Als een raadslid of commissielid een tijdelijke beperking heeft, kan voor reizen als bedoeld in het eerste lid, een voor de beperking geschikte vervoersvoorziening worden vergoed of ter beschikking gesteld.

5.

De noodzakelijk en redelijkerwijs gemaakte werkelijke verblijfkosten die een raadslid of commissielid maakt in verband met reizen buiten het grondgebied van de gemeente ter uitvoering van een beslissing van het gemeentebestuur worden ten laste van de gemeente vergoed.
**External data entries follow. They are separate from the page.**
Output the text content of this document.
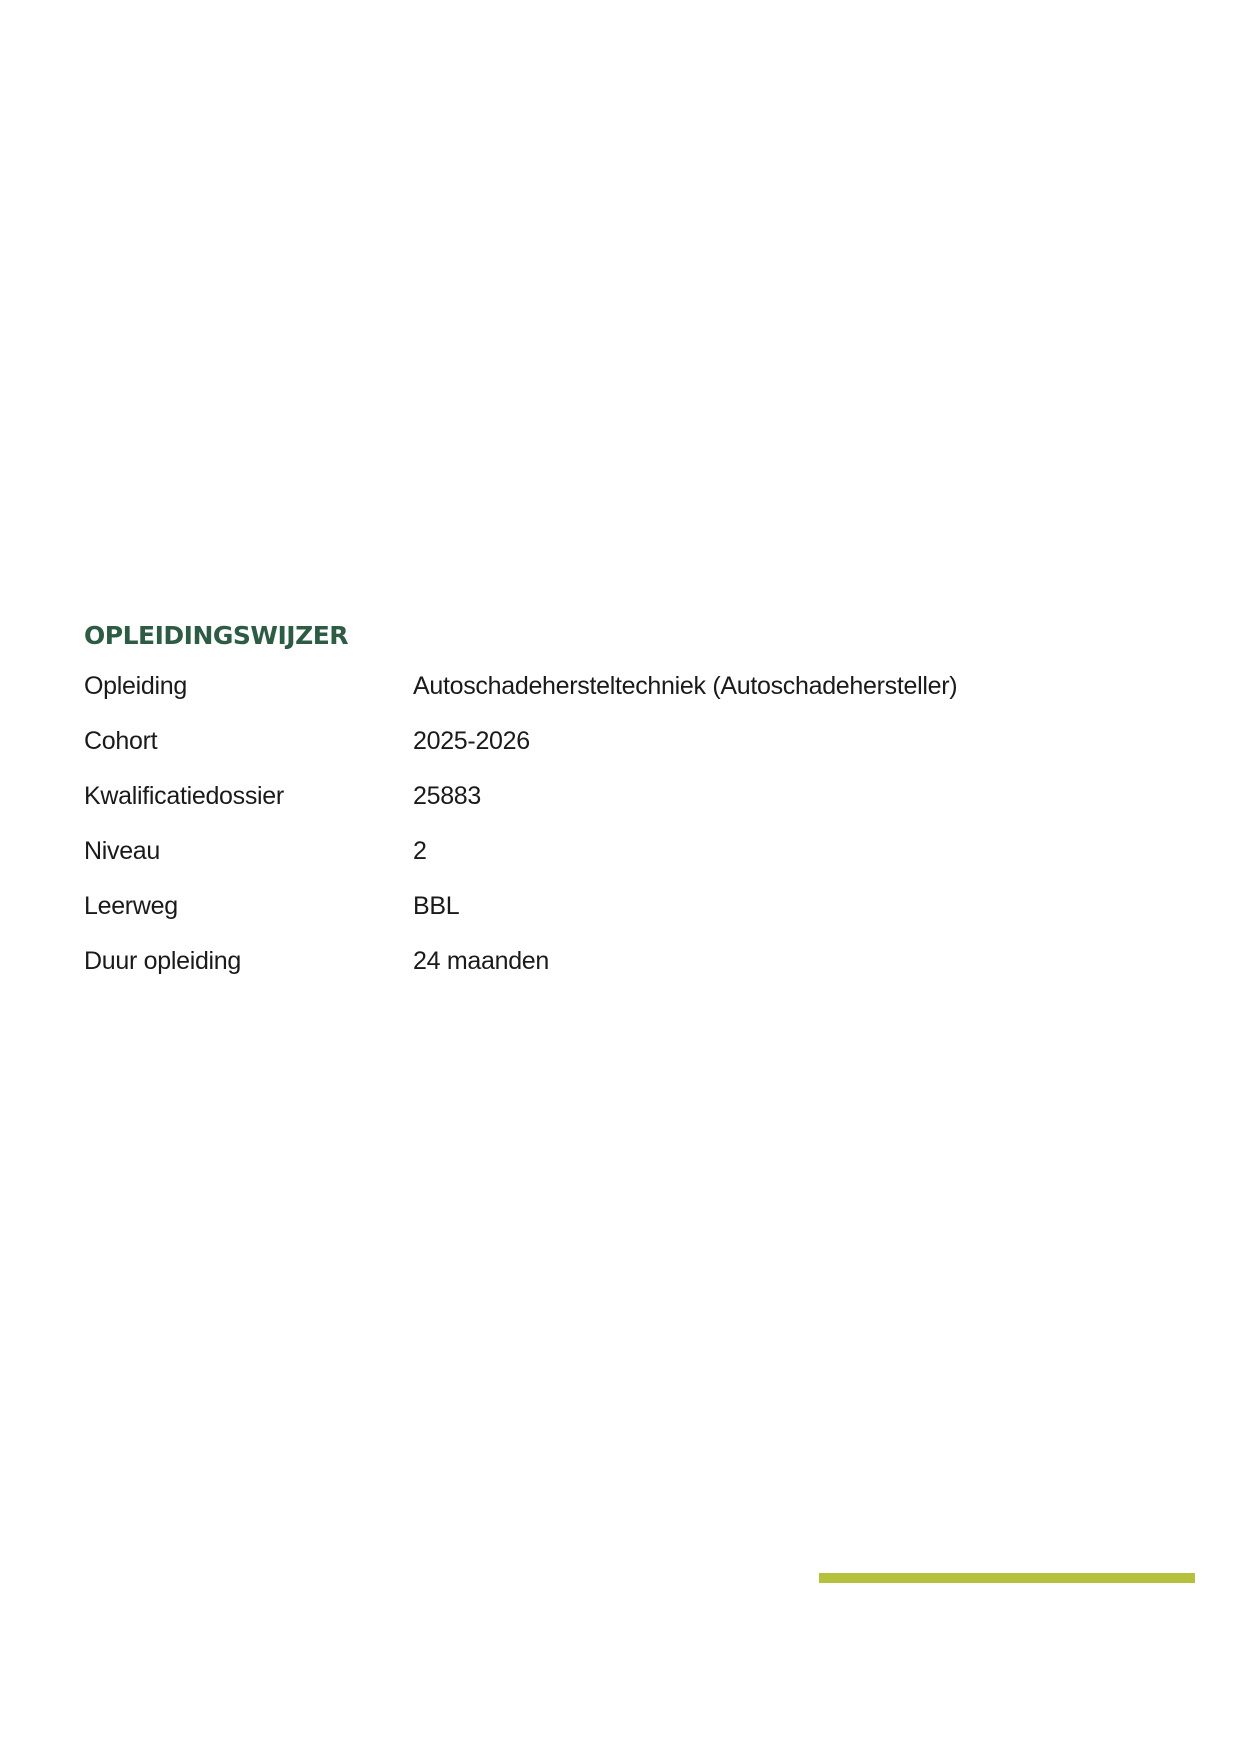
OPLEIDINGSWIJZER
Opleiding	Autoschadehersteltechniek (Autoschadehersteller)
Cohort	2025-2026
Kwalificatiedossier	25883
Niveau	2
Leerweg	BBL
Duur opleiding	24 maanden
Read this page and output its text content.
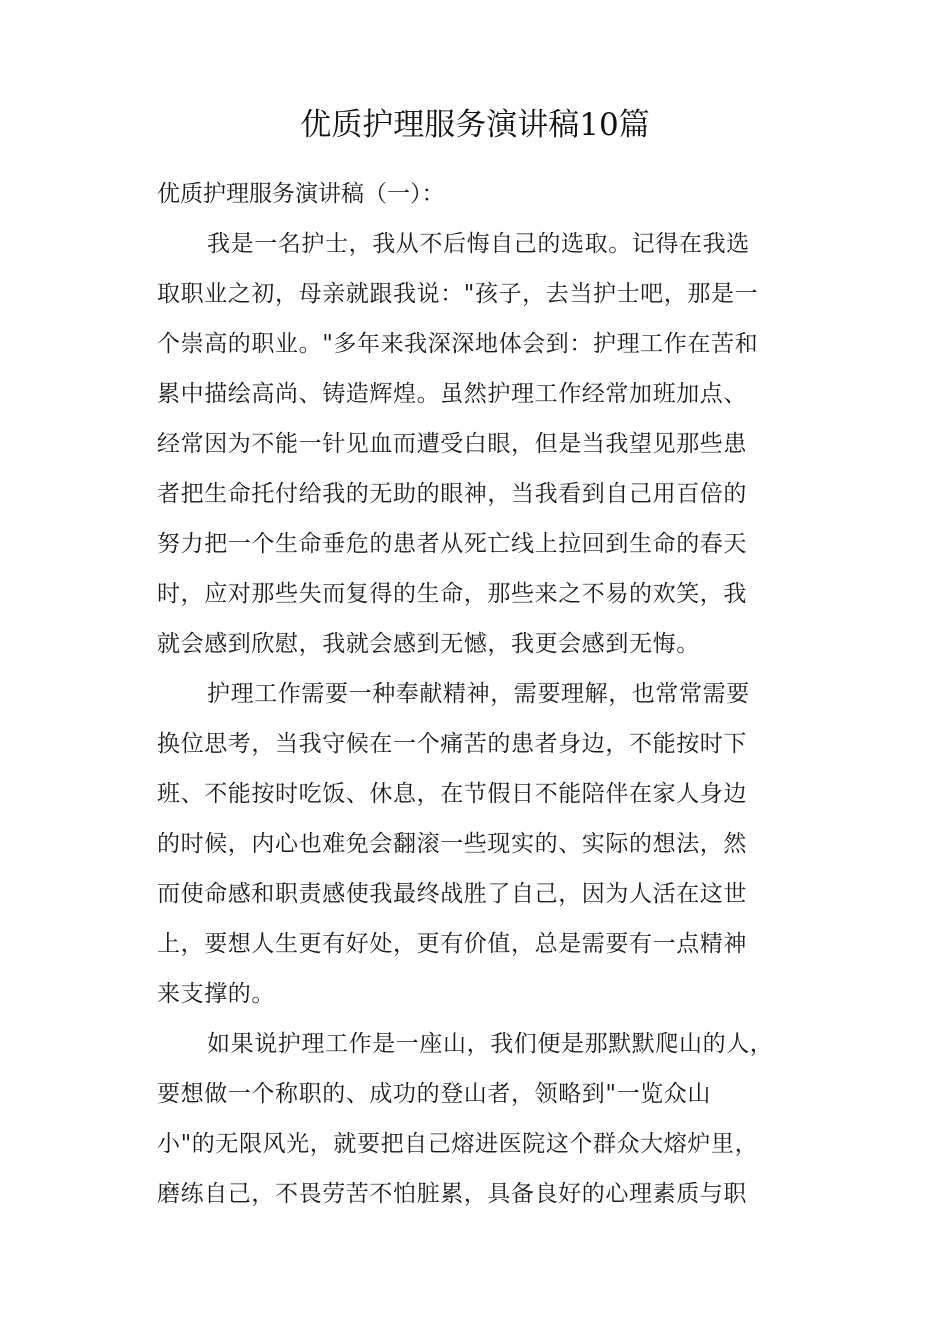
优质护理服务演讲稿10篇
优质护理服务演讲稿（一）：
我是一名护士，我从不后悔自己的选取。记得在我选
取职业之初，母亲就跟我说："孩子，去当护士吧，那是一
个崇高的职业。"多年来我深深地体会到：护理工作在苦和
累中描绘高尚、铸造辉煌。虽然护理工作经常加班加点、
经常因为不能一针见血而遭受白眼，但是当我望见那些患
者把生命托付给我的无助的眼神，当我看到自己用百倍的
努力把一个生命垂危的患者从死亡线上拉回到生命的春天
时，应对那些失而复得的生命，那些来之不易的欢笑，我
就会感到欣慰，我就会感到无憾，我更会感到无悔。
护理工作需要一种奉献精神，需要理解，也常常需要
换位思考，当我守候在一个痛苦的患者身边，不能按时下
班、不能按时吃饭、休息，在节假日不能陪伴在家人身边
的时候，内心也难免会翻滚一些现实的、实际的想法，然
而使命感和职责感使我最终战胜了自己，因为人活在这世
上，要想人生更有好处，更有价值，总是需要有一点精神
来支撑的。
如果说护理工作是一座山，我们便是那默默爬山的人，
要想做一个称职的、成功的登山者，领略到"一览众山
小"的无限风光，就要把自己熔进医院这个群众大熔炉里，
磨练自己，不畏劳苦不怕脏累，具备良好的心理素质与职
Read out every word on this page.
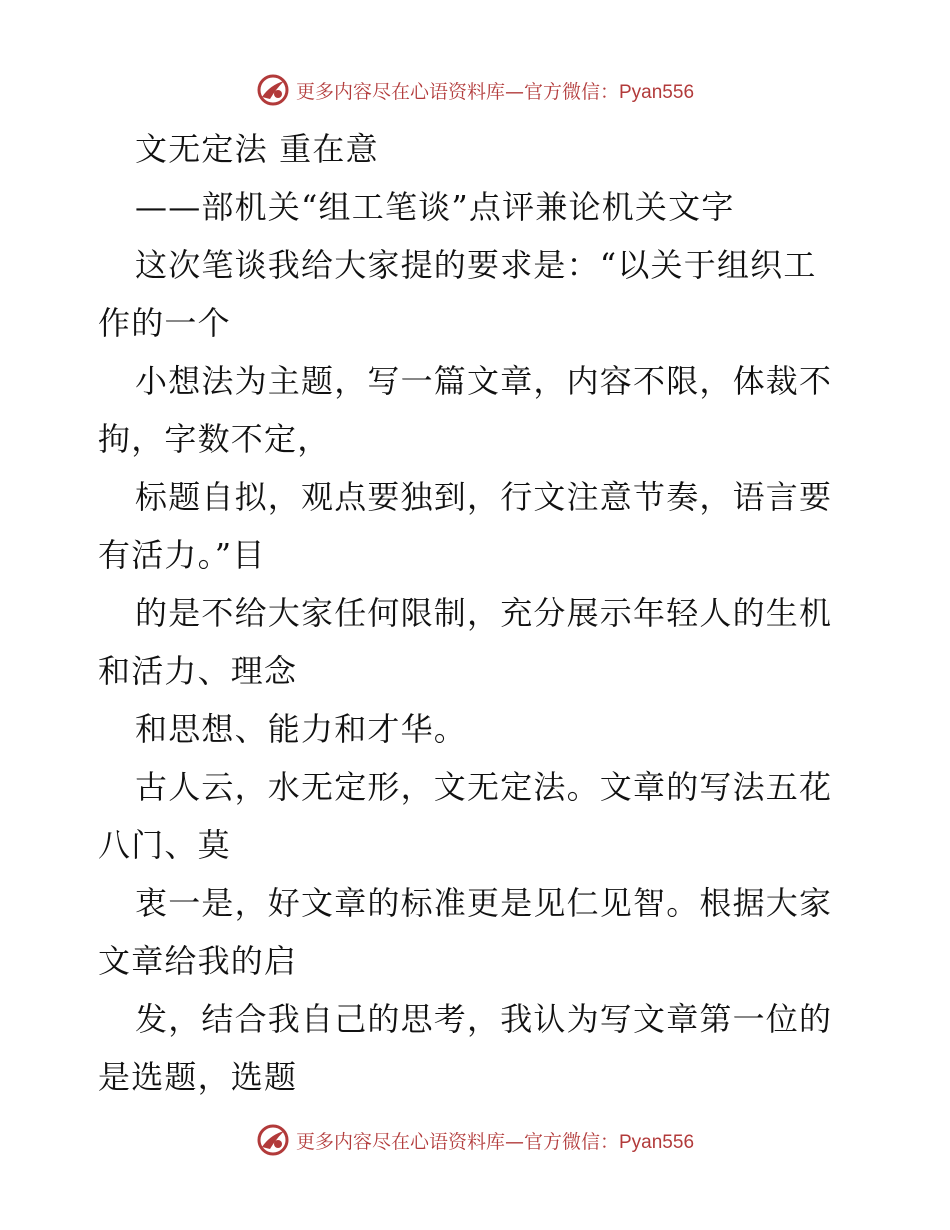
更多内容尽在心语资料库—官方微信：Pyan556
文无定法 重在意
——部机关“组工笔谈”点评兼论机关文字
这次笔谈我给大家提的要求是：“以关于组织工
作的一个
小想法为主题，写一篇文章，内容不限，体裁不
拘，字数不定，
标题自拟，观点要独到，行文注意节奏，语言要
有活力。”目
的是不给大家任何限制，充分展示年轻人的生机
和活力、理念
和思想、能力和才华。
古人云，水无定形，文无定法。文章的写法五花
八门、莫
衷一是，好文章的标准更是见仁见智。根据大家
文章给我的启
发，结合我自己的思考，我认为写文章第一位的
是选题，选题
更多内容尽在心语资料库—官方微信：Pyan556
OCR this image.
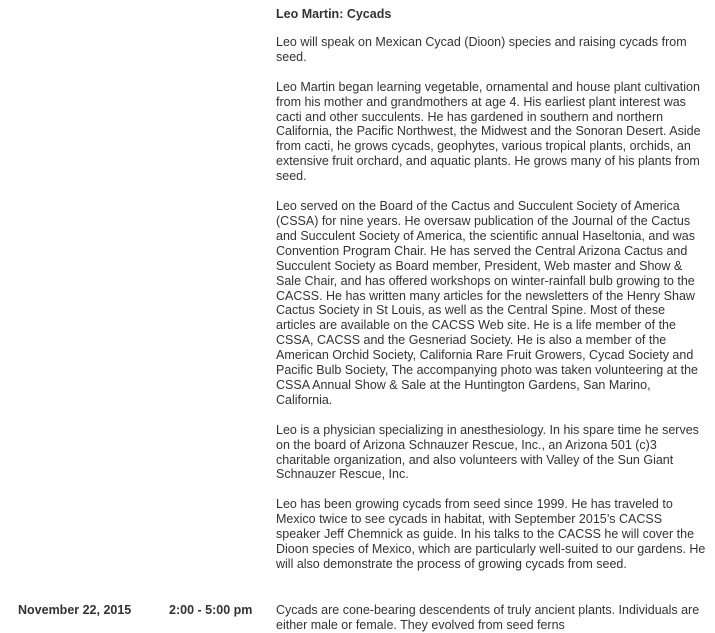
Leo Martin: Cycads

Leo will speak on Mexican Cycad (Dioon) species and raising cycads from seed.

Leo Martin began learning vegetable, ornamental and house plant cultivation from his mother and grandmothers at age 4. His earliest plant interest was cacti and other succulents. He has gardened in southern and northern California, the Pacific Northwest, the Midwest and the Sonoran Desert. Aside from cacti, he grows cycads, geophytes, various tropical plants, orchids, an extensive fruit orchard, and aquatic plants. He grows many of his plants from seed.

Leo served on the Board of the Cactus and Succulent Society of America (CSSA) for nine years. He oversaw publication of the Journal of the Cactus and Succulent Society of America, the scientific annual Haseltonia, and was Convention Program Chair. He has served the Central Arizona Cactus and Succulent Society as Board member, President, Web master and Show & Sale Chair, and has offered workshops on winter-rainfall bulb growing to the CACSS. He has written many articles for the newsletters of the Henry Shaw Cactus Society in St Louis, as well as the Central Spine. Most of these articles are available on the CACSS Web site. He is a life member of the CSSA, CACSS and the Gesneriad Society. He is also a member of the American Orchid Society, California Rare Fruit Growers, Cycad Society and Pacific Bulb Society, The accompanying photo was taken volunteering at the CSSA Annual Show & Sale at the Huntington Gardens, San Marino, California.

Leo is a physician specializing in anesthesiology. In his spare time he serves on the board of Arizona Schnauzer Rescue, Inc., an Arizona 501 (c)3 charitable organization, and also volunteers with Valley of the Sun Giant Schnauzer Rescue, Inc.

Leo has been growing cycads from seed since 1999. He has traveled to Mexico twice to see cycads in habitat, with September 2015’s CACSS speaker Jeff Chemnick as guide. In his talks to the CACSS he will cover the Dioon species of Mexico, which are particularly well-suited to our gardens. He will also demonstrate the process of growing cycads from seed.

November 22, 2015	2:00 - 5:00 pm Cycads are cone-bearing descendents of truly ancient plants. Individuals are either male or female. They evolved from seed ferns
Artikel 8. Informatie- en communicatievoorzieningen

1.

Het raads- of commissielid-niet raadslid tekent een bruikleenovereenkomst wanneer hem ten laste van de gemeente voor de duur van de uitoefening van zijn functie informatie- en communicatievoorzieningen ter beschikking worden gesteld als bedoeld in artikel 3.3.2. Rechtspositiebesluit decentrale politiek ambtsdragers.

2.

Het raads- of commissielid-niet raadslid levert tijdens of na beëindiging van zijn functie de ter beschikking gestelde informatie- en communicatiemiddelen in bij de gemeente en tekent hiervoor een vrijwaringsbewijs.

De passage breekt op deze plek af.